Marjorie G. Zauderer medical oncologist

Tazemetostat has already been approved by the FDA for certain types of lymphoma and sarcoma. It can be taken as a pill, and people in the trial reported very minimal side effects. Results of the study were published May 16, 2022, in the journal Lancet Oncology.

“Mesothelioma usually moves rapidly, with an average survival of around 12 to 14 months,” says Dr. Zauderer. “A big proportion of people in the trial had stable disease or even shrinkage of their cancer for more than six months — and this is after they have already exhausted the standard treatments.”

Tumor Testing Yields a Target

The clinical trial grew out of earlier research at MSK by physician-scientists Marc Ladanyi and Ross Levine. In 2011, Dr. Ladanyi, an experimental pathologist, found that 50% to 60% of pleural mesothelioma tumors carry a BAP1 mutation. Four years later, Dr. Levine’s team found that when BAP1 is inactivated in mice, the levels of a protein called EZH2 go up and cause mesothelioma cells to grow out of control. Dr. Levine’s lab also showed that blocking EZH2 could inhibit the growth of these tumors.

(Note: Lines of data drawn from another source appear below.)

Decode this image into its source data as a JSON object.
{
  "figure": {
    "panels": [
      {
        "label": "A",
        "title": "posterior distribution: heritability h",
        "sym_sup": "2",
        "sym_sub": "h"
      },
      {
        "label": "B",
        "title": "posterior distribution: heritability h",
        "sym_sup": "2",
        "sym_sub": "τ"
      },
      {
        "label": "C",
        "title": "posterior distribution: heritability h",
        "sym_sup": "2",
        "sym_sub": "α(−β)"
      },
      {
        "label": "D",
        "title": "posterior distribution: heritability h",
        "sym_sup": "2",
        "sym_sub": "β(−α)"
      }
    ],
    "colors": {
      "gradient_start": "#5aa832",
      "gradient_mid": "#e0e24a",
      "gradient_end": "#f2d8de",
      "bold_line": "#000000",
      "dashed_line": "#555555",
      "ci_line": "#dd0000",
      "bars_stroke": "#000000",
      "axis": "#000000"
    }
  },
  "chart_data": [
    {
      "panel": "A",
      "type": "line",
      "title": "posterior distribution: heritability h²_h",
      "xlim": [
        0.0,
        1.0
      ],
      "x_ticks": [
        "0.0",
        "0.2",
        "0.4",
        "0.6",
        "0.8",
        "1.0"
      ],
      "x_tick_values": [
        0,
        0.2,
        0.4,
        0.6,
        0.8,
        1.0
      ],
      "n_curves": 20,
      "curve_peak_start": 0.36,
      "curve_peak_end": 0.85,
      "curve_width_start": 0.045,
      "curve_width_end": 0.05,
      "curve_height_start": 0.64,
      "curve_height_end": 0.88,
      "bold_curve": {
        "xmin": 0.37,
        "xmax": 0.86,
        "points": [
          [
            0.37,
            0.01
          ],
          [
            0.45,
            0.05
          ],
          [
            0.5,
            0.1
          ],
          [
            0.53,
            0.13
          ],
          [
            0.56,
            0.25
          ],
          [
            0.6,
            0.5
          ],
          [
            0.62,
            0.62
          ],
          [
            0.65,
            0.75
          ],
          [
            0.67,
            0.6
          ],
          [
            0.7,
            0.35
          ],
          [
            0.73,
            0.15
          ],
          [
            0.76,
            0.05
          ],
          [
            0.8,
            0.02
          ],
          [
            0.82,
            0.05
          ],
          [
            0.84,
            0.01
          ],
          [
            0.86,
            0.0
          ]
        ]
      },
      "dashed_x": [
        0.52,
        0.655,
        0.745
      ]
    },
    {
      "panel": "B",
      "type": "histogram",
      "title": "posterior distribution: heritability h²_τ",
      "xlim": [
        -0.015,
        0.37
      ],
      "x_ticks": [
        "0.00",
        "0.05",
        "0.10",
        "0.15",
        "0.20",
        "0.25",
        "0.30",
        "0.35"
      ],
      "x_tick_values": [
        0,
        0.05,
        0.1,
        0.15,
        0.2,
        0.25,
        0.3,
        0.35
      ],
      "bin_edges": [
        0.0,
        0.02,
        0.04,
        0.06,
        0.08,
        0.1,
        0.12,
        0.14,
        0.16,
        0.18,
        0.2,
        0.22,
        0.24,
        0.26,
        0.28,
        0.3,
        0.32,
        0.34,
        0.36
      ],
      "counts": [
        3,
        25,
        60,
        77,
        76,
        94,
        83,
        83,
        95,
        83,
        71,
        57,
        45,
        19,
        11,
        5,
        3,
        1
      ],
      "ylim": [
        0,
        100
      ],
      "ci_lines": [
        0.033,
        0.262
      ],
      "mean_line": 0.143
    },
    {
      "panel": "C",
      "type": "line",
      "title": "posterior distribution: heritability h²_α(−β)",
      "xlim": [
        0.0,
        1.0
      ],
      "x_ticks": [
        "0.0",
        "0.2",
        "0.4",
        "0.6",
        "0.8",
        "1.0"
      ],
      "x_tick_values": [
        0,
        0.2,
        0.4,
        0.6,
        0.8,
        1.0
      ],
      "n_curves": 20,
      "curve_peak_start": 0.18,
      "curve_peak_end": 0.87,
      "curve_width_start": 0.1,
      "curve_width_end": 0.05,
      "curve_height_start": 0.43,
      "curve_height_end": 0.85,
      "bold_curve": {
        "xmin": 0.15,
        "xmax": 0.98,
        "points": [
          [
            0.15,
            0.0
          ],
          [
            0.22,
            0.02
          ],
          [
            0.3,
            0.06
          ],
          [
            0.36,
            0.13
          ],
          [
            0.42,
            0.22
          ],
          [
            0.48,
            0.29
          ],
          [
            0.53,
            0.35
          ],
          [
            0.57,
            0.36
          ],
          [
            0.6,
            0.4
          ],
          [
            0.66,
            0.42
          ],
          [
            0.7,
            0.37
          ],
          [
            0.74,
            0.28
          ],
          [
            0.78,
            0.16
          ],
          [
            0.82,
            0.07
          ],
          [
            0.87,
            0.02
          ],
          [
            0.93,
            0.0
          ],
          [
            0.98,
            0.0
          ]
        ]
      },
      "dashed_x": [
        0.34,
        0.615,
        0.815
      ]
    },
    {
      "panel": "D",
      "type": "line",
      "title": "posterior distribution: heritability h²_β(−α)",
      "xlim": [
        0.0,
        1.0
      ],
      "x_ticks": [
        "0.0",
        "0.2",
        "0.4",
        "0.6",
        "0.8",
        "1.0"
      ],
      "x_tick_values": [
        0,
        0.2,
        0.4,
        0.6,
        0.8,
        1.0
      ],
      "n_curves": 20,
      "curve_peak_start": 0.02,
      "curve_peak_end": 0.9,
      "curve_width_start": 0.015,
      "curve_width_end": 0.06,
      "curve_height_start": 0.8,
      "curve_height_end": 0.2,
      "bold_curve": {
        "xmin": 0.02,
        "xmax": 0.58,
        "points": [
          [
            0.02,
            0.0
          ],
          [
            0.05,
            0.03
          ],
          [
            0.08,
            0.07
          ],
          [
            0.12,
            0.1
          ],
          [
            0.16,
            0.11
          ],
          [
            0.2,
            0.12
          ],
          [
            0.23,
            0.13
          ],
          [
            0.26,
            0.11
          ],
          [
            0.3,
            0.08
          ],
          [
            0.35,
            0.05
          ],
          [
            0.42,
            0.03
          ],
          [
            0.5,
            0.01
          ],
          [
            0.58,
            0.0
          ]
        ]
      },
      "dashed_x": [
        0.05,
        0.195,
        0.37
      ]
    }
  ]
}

“After making their findings, Dr. Levine and Dr. Ladanyi were able to connect with thoracic surgeon [and mesothelioma specialist] Prasad Adusumilli and me, and we worked to quickly translate these findings into a clinical trial,” Dr. Zauderer says.

She explains that tazemetostat will likely be used in combination with other drugs. Studies are in progress testing the medication in combination with immunotherapy drugs called checkpoint inhibitors.

But for some people in the trial, tazemetostat provided a benefit by itself — especially for such a lethal disease. “For a fair amount of people, the effect lasted quite some time,” Dr. Zauderer says.

Dr. Zauderer says MSK’s comprehensive approach to profiling tumors makes it possible to unearth new targets and begin testing drugs in a short time.

“After we found out how common BAP1 was in mesothelioma, I took action to make sure every mesothelioma case at MSK was tested for the mutation,” she says. “That way, when a drug like tazemetostat becomes available for testing, we have already identified who may benefit. All this testing — genetic, molecular, and other types of profiling — yields information that can prove useful if a new treatment pops up.”


Key Takeaways
  • Pleural mesothelioma is a rare, aggressive cancer that develops in the tissue lining the lungs.
  • More than half of pleural mesotheliomas have a mutation in a gene called BAP1.
  • A targeted drug called tazemetostat (Tazverik®) controlled mesotheliomas containing a BAP1 mutation.
  • Researchers may give tazemetostat in combination with other treatments.

This study was supported by Epizyme, Inc. Medical writing support was provided by Michelle McDermott, PharmD; Mónica Fernández-Sierra, PhD; and Danyang Zhou, PharmD, of Cello Health Communications; and funded by Epizyme.

Dr. Zauderer has received support for the present manuscript from Epizyme; she has received grants or contracts to MSK from NIH, DOD, Precog, Epizyme, GSK, Polaris, Sellas Life Sciences, BMS, Millenium, Curis, and Atara; she has received consulting fees from Ikena, Takeda, GSK, Aldeyra Therapeutics, and Novocure; she has received honoraria from PER, Medscape, Research to Practice, Medical Learning Institute, and OncLive; and she has served as Chair, Board of Directors (uncompensated) with the Mesothelioma Applied Research Foundation.